L'amour n'a pas de frontières... C'est sûrement ce qu'ont pensé les deux cent mille jeunes femmes parties en Amérique rejoindre leurs amoureux rencontrés en Europe à partir de mai 1944.
Des Etats-Unis, Julien ne connaît rien, hormis les poncifs en tout genre sur le pays et les habitants, les mêmes rumeurs éculées qui peuvent courir sur nous, français, chez les étrangers. Son premier séjour là bas va se faire dans l'Amérique profonde, dans le Michigan, au cœur de la Rust Belt touchée de plein fouet par la crise des subprimes. Son épouse est originaire de là-bas, elle y a même une grand tante Odette, une française.

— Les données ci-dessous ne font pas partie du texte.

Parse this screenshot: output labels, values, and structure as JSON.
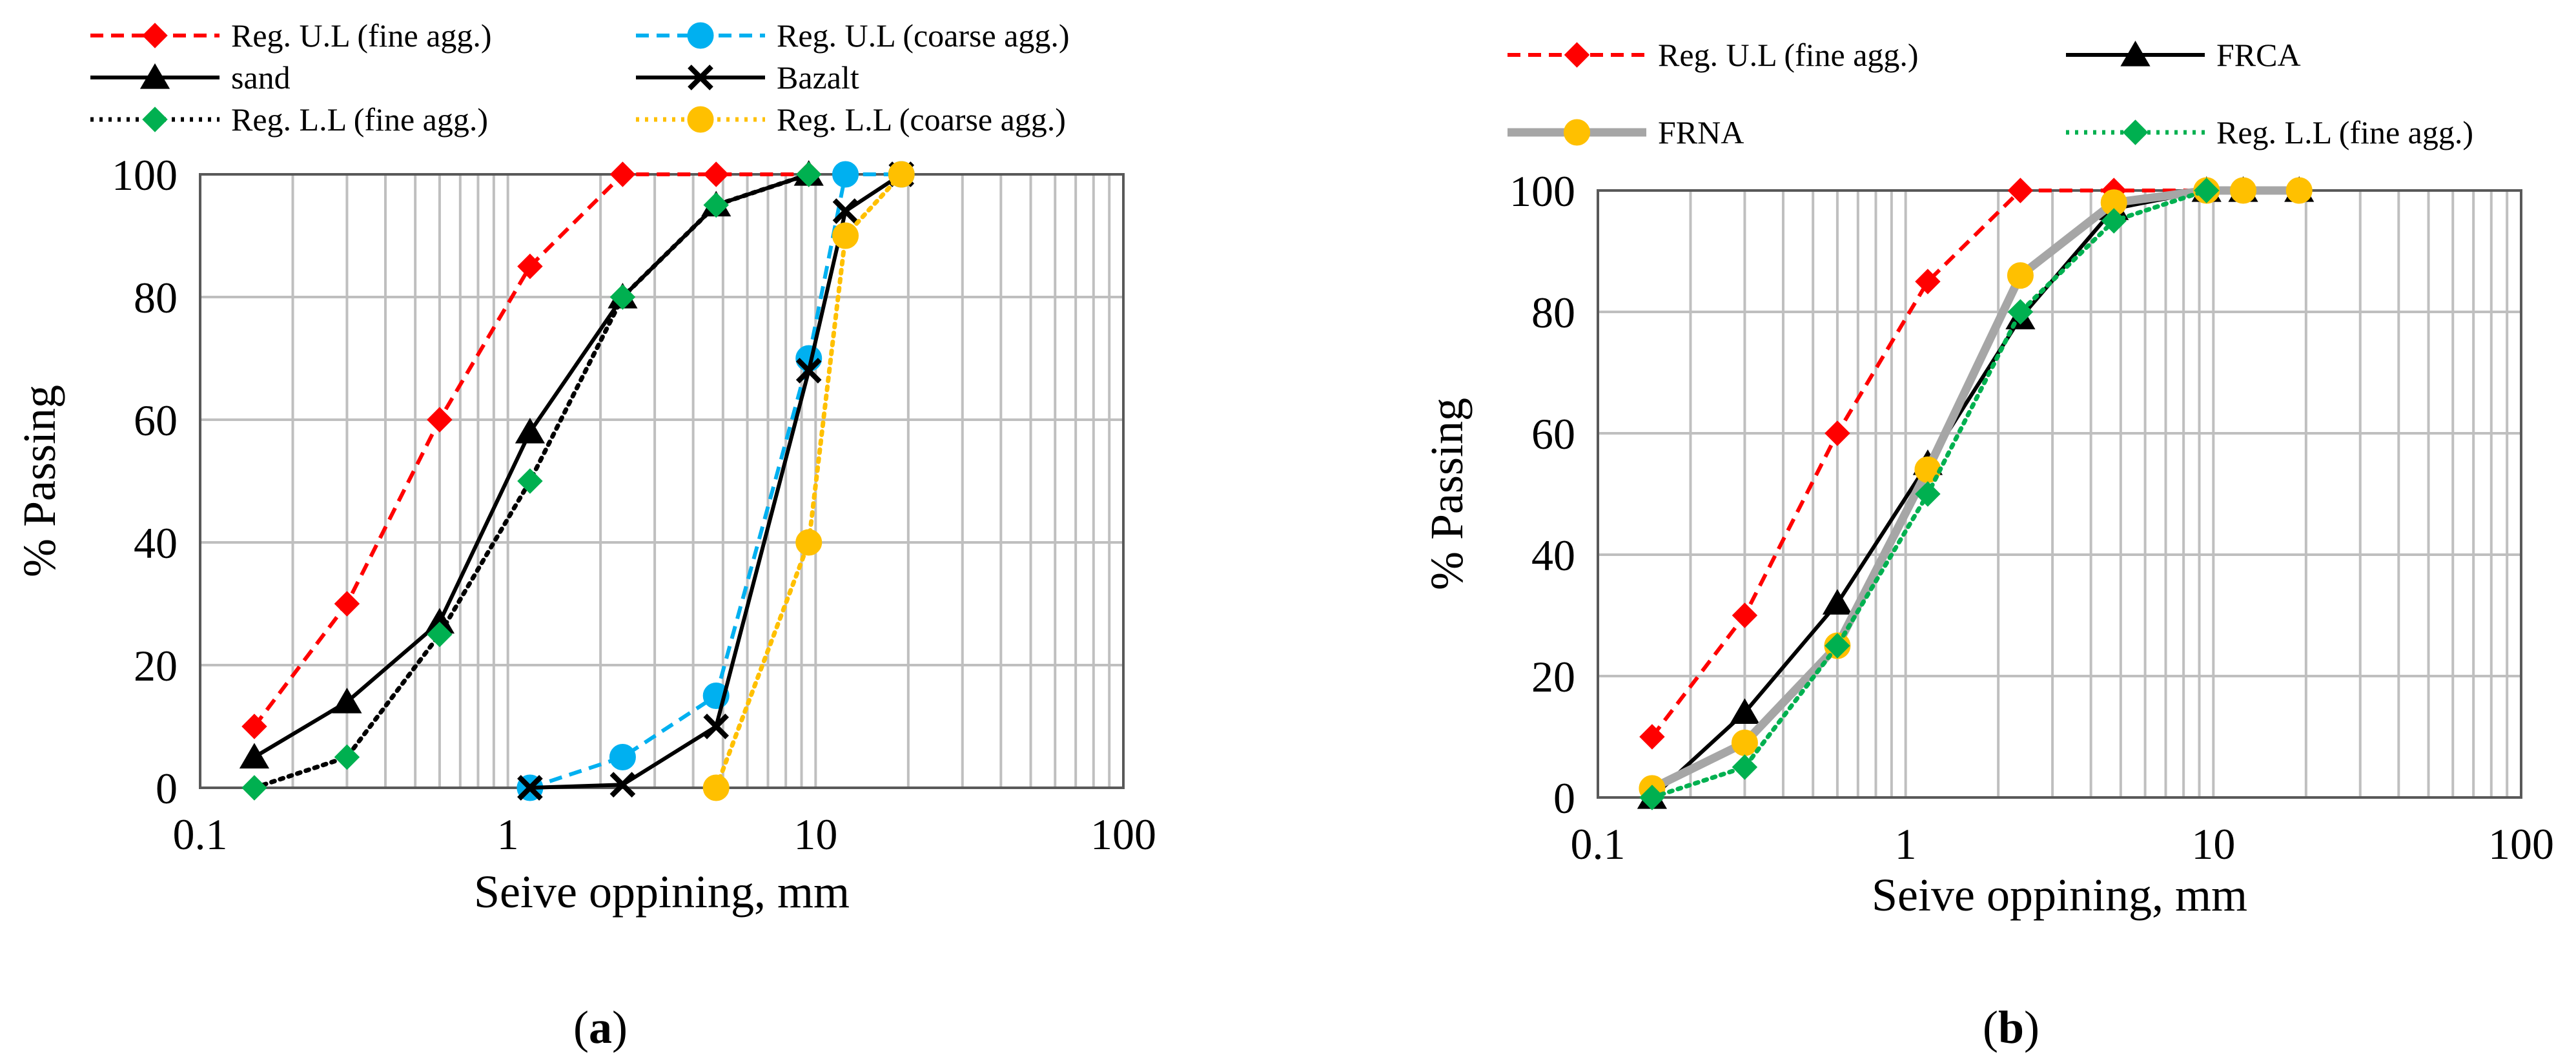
{
  "chart_data": [
    {
      "type": "line",
      "panel_label": "a",
      "xscale": "log",
      "xlim": [
        0.1,
        100
      ],
      "ylim": [
        0,
        100
      ],
      "ytick_step": 20,
      "xtick_labels": [
        "0.1",
        "1",
        "10",
        "100"
      ],
      "ytick_labels": [
        "0",
        "20",
        "40",
        "60",
        "80",
        "100"
      ],
      "xlabel": "Seive oppining, mm",
      "ylabel": "% Passing",
      "series": [
        {
          "name": "Reg. U.L (fine agg.)",
          "color": "#FF0000",
          "line": "dashed",
          "marker": "diamond",
          "marker_color": "#FF0000",
          "x": [
            0.15,
            0.3,
            0.6,
            1.18,
            2.36,
            4.75,
            9.5
          ],
          "y": [
            10,
            30,
            60,
            85,
            100,
            100,
            100
          ]
        },
        {
          "name": "Reg. U.L (coarse agg.)",
          "color": "#00B0F0",
          "line": "dashed",
          "marker": "circle",
          "marker_color": "#00B0F0",
          "x": [
            1.18,
            2.36,
            4.75,
            9.5,
            12.5,
            19
          ],
          "y": [
            0,
            5,
            15,
            70,
            100,
            100
          ]
        },
        {
          "name": "sand",
          "color": "#000000",
          "line": "solid",
          "marker": "triangle",
          "marker_color": "#000000",
          "x": [
            0.15,
            0.3,
            0.6,
            1.18,
            2.36,
            4.75,
            9.5
          ],
          "y": [
            5,
            14,
            27,
            58,
            80,
            95,
            100
          ]
        },
        {
          "name": "Bazalt",
          "color": "#000000",
          "line": "solid",
          "marker": "x",
          "marker_color": "#000000",
          "x": [
            1.18,
            2.36,
            4.75,
            9.5,
            12.5,
            19
          ],
          "y": [
            0,
            0.5,
            10,
            68,
            94,
            100
          ]
        },
        {
          "name": "Reg. L.L (fine agg.)",
          "color": "#000000",
          "line": "dotted",
          "marker": "diamond",
          "marker_color": "#00B050",
          "x": [
            0.15,
            0.3,
            0.6,
            1.18,
            2.36,
            4.75,
            9.5
          ],
          "y": [
            0,
            5,
            25,
            50,
            80,
            95,
            100
          ]
        },
        {
          "name": "Reg. L.L (coarse agg.)",
          "color": "#FFC000",
          "line": "dotted",
          "marker": "circle",
          "marker_color": "#FFC000",
          "x": [
            4.75,
            9.5,
            12.5,
            19
          ],
          "y": [
            0,
            40,
            90,
            100
          ]
        }
      ]
    },
    {
      "type": "line",
      "panel_label": "b",
      "xscale": "log",
      "xlim": [
        0.1,
        100
      ],
      "ylim": [
        0,
        100
      ],
      "ytick_step": 20,
      "xtick_labels": [
        "0.1",
        "1",
        "10",
        "100"
      ],
      "ytick_labels": [
        "0",
        "20",
        "40",
        "60",
        "80",
        "100"
      ],
      "xlabel": "Seive oppining, mm",
      "ylabel": "% Passing",
      "series": [
        {
          "name": "Reg. U.L (fine agg.)",
          "color": "#FF0000",
          "line": "dashed",
          "marker": "diamond",
          "marker_color": "#FF0000",
          "x": [
            0.15,
            0.3,
            0.6,
            1.18,
            2.36,
            4.75,
            9.5
          ],
          "y": [
            10,
            30,
            60,
            85,
            100,
            100,
            100
          ]
        },
        {
          "name": "FRCA",
          "color": "#000000",
          "line": "solid",
          "marker": "triangle",
          "marker_color": "#000000",
          "x": [
            0.15,
            0.3,
            0.6,
            1.18,
            2.36,
            4.75,
            9.5,
            12.5,
            19
          ],
          "y": [
            0,
            14,
            32,
            55,
            79,
            97,
            100,
            100,
            100
          ]
        },
        {
          "name": "FRNA",
          "color": "#A6A6A6",
          "line": "solid-thick",
          "marker": "circle",
          "marker_color": "#FFC000",
          "x": [
            0.15,
            0.3,
            0.6,
            1.18,
            2.36,
            4.75,
            9.5,
            12.5,
            19
          ],
          "y": [
            1.5,
            9,
            25,
            54,
            86,
            98,
            100,
            100,
            100
          ]
        },
        {
          "name": "Reg. L.L (fine agg.)",
          "color": "#00B050",
          "line": "dotted",
          "marker": "diamond",
          "marker_color": "#00B050",
          "x": [
            0.15,
            0.3,
            0.6,
            1.18,
            2.36,
            4.75,
            9.5
          ],
          "y": [
            0,
            5,
            25,
            50,
            80,
            95,
            100
          ]
        }
      ]
    }
  ],
  "captions": {
    "a": "a",
    "b": "b"
  }
}
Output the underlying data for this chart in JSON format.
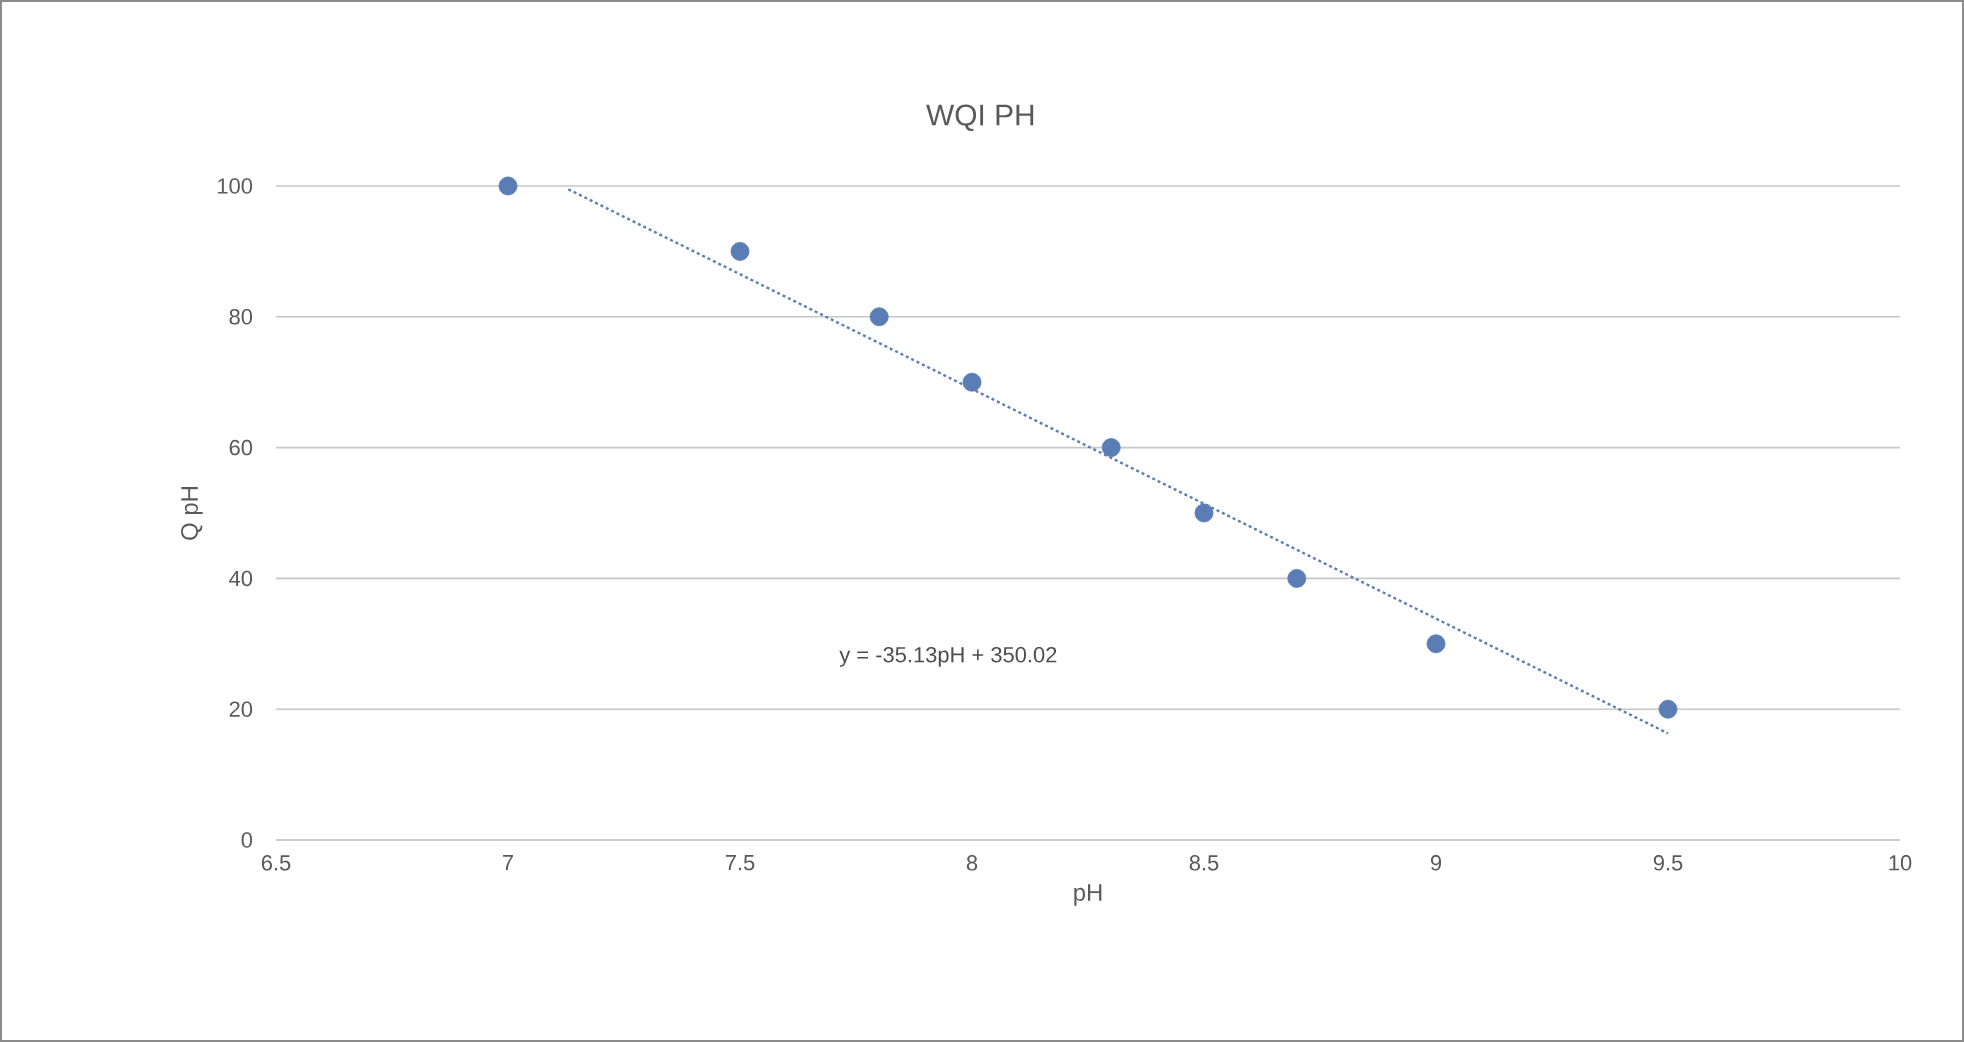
{
  "chart_data": {
    "type": "scatter",
    "title": "WQI PH",
    "xlabel": "pH",
    "ylabel": "Q pH",
    "series": [
      {
        "x": [
          7,
          7.5,
          7.8,
          8,
          8.3,
          8.5,
          8.7,
          9,
          9.5
        ],
        "values": [
          100,
          90,
          80,
          70,
          60,
          50,
          40,
          30,
          20
        ],
        "color": "#5a7db5",
        "marker": "circle"
      },
      {
        "type": "line",
        "x": [
          7.13,
          9.5
        ],
        "values": [
          99.5,
          16.3
        ],
        "color": "#5a7db5",
        "line_style": "dotted",
        "marker": "none"
      }
    ],
    "annotations": [
      "y = -35.13pH + 350.02"
    ],
    "xlim": [
      6.5,
      10
    ],
    "ylim": [
      0,
      100
    ],
    "xticks": [
      6.5,
      7,
      7.5,
      8,
      8.5,
      9,
      9.5,
      10
    ],
    "yticks": [
      0,
      20,
      40,
      60,
      80,
      100
    ],
    "grid": "y"
  }
}
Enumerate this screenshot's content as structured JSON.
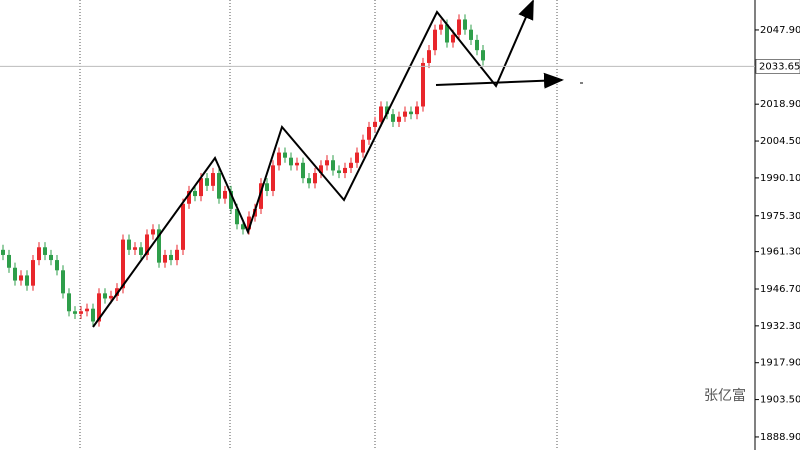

Julien se demande comment son aïeule a-t-elle bien pu quitter vouloir la France.
Retour en juin 1944. Odette est une jeune femme pétillante, serveuse au Café de L'Est en face de la gare. Depuis le débarquement , beaucoup de GI y viennent et parmi eux, John, surtout pour les beaux yeux d'Odette. D'abord réticente, elle se laisse charmer et pendant six mois les deux tourtereaux se voient entre les missions en Allemagne du jeune homme. Cette relation n'est pas au goût du frère, Justin, qui a peur de voir sa sœur abandonnée au dernier moment. Quant aux parents, ils ne sont pas contre le mariage si John se résout à faire sa vie en France...
Détroit, de nos jours. Le séjour du jeune couple dans la famille américaine permet à Julien de se rendre compte que la vie quotidienne n'est pas aussi rose qu'en France. Très peu de congés payés, la nécessité d'avoir un second travail pour garder la tête hors de l'eau, et Détroit, autre fois fleuron de l'industrie, qui part en ruine. Odette, qui a désormais quatre-vint sept ans est restée par amour, loin des siens qu'elle n'a revus que dans les années 1970, après avoir élevé quatre enfants. Elle a passé outre les recommandations de ses parents et a décidé d'embarquer à bord du Vulcania avec huit cents autres War Brides. Là, pendant une dizaine de jours, des hôtesses de l'armée américaine leur ont appris les rudiments pour devenir "une bonne épouse américaine".
Tout en pudeur et avec humour, Julien Frey raconte l'histoire d'une jeune fille amoureuse qui a tout quittée pour suivre l'homme de sa vie. Malgré ce qu'on peut croire, le fossé sociétal entre les deux pays est immense. Malgré les décennies passées, le voyage de Julien montre que ce fossé ne se comble pas. Presque chauvin, on peut se dire qu'il est bon de vivre en France grâce à nos acquis sociaux. Le voyage d'Odette sur le Vulcania rend concret ce mode de vie radicalement différent du nôtre. Et puis, elle est partie au moment où la France sortait de la guerre.
Ferme les yeux. Ecoute le Michigan, Odette.Les dessins soignés et harmonieux, aux couleurs volontairement passées dans les tons orange, bleus, gris et blancs, donnent une touche vintage aux planches. Les décors urbains sont bien rendus, et les personnages sont très expressifs.
Michigan est une BD réussie, souvent drôle, qui éclaire le lecteur sur une page de notre Histoire.